Aidan Sullivan on Tuesday, 03 July 2018. Posted in Libraries

The costs of college can be very overwhelming. After tuition, food, travel, and housing, the idea of spending hundreds on textbooks can be daunting. As a fourth year Physician Assistant student, I can give you some insight to the best plan (and most affordable plan) of attack, as well as an idea of what to expect out of your semester preparation expenses.

Do I really need the book?

As a first year student, it’s normal to feel unprepared or panicked about having the right books for class. I can tell you from experience, that the best option when it comes to buying books is to wait. Wait till the end of that first week of class, see if the book is required for in-class work. Some class syllabuses have a textbook listed under the class, but in many cases it isn’t used for most class work. Better yet, ask some upperclassmen in your major about their experience in the class. Did they use the book regularly? Did they need it for a 1 week project? If so, some textbooks are available in the library to sign out. This is definitely worth saving $250 on a book.

What about buying used?

Yes. Buying books used is a great option. Most times, older editions are only different by a couple words or practice problems. The biggest issue you may encounter is online access codes. Classes that do their homework through an online platform may require purchase of an online access codes. These codes are usually included with a new text book, and you won’t have them by purchasing a used one. The is, unfortunately, a necessary evil as these online programs are components of your grade. Sometimes however, you may buy an online code separately and still save money with a used book.

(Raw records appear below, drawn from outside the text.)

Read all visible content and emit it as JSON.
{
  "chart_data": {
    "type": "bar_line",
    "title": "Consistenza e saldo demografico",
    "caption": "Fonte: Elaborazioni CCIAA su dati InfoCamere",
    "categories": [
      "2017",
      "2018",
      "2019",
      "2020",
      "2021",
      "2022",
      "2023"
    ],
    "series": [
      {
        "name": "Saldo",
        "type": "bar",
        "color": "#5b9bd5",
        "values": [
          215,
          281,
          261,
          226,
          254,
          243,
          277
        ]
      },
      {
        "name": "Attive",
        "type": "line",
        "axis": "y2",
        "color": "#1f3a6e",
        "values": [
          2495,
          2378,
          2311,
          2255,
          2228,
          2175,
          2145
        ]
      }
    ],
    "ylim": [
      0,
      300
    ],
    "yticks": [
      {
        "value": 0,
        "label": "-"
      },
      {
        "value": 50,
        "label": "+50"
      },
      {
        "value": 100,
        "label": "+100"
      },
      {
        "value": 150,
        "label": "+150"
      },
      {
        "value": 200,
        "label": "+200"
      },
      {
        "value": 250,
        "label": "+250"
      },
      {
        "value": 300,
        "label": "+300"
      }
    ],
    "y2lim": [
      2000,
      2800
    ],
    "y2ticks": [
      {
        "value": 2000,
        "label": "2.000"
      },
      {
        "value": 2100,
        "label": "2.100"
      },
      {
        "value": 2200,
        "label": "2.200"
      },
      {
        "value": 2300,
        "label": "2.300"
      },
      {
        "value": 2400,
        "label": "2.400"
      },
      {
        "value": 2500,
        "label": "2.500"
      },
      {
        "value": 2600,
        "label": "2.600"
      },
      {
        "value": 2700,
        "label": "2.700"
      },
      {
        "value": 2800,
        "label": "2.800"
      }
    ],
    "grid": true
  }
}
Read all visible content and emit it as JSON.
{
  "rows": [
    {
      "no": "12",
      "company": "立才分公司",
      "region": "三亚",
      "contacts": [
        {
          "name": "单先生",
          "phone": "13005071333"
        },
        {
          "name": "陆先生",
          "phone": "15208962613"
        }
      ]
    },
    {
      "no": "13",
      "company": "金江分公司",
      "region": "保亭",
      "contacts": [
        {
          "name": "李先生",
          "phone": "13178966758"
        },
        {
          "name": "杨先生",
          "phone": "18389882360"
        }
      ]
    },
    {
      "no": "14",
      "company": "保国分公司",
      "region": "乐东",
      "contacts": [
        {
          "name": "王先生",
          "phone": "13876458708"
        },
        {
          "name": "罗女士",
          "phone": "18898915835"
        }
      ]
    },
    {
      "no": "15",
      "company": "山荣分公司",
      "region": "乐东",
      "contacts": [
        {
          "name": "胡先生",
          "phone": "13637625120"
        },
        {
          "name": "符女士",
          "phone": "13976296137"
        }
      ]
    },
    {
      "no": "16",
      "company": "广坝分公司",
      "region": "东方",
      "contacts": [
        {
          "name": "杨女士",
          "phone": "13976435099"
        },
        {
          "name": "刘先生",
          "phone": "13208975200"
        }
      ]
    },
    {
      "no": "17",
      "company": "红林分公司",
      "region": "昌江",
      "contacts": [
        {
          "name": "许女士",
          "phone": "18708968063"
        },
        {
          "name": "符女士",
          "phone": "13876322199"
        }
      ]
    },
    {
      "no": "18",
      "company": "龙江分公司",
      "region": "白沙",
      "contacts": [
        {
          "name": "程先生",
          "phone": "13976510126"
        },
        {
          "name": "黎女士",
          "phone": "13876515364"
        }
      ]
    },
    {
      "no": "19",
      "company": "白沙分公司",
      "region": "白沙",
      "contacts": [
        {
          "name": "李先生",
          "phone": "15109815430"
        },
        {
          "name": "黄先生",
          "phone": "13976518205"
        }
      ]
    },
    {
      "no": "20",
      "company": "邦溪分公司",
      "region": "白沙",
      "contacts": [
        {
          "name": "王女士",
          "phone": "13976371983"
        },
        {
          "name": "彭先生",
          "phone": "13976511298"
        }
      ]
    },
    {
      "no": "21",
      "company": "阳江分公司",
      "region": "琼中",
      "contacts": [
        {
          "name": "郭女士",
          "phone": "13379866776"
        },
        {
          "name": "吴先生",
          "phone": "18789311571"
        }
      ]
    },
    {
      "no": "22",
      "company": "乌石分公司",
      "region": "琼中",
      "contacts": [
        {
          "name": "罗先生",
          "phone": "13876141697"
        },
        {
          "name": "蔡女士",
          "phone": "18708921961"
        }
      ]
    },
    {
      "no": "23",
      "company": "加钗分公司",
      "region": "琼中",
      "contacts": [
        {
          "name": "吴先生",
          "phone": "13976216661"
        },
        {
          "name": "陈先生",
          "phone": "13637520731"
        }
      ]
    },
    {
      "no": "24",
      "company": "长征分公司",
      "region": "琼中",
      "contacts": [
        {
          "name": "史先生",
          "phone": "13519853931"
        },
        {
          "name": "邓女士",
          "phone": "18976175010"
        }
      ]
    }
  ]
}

Where’s the best place to buy textbooks?

On campus, Barnes and Noble has almost every textbook for classes here. Anything they don’t have, they will order. This is certainly the most convenient location. Amazon is also a good option. Barnes and Noble will price match any textbook found on Amazon. Your best bet is to google your book and look for coupon codes, special offers, or  for an earlier edition to save money. Disclaimer: If a professor does say that a current edition is mandatory, then it is your at your own risk to have an earlier copy. However, as a 4th year student, I’ve found that earlier editions have worked fine in all of my classes.

Online or downloadable texts?

If you don’t mind not having your own tangible copy of a book, then try to find an online copy. Some places have books available for download. The online codes I mentioned earlier usually come with an online version of the textbook. This is great because you can carry all of your otherwise heavy books all in your laptop! This worked for most of my early classes, but personally for certain, more difficult classes, I prefer a hard copy to highlight and write in.

The verdict?

Be patient. Don’t rush out and spend those hundreds of dollars in the first 3 days. Assess each on of your classes and how your professor conducts them. You’ll learn to attack each subject and all class material differently. Give yourself the time you need to adjust and weigh all of your options.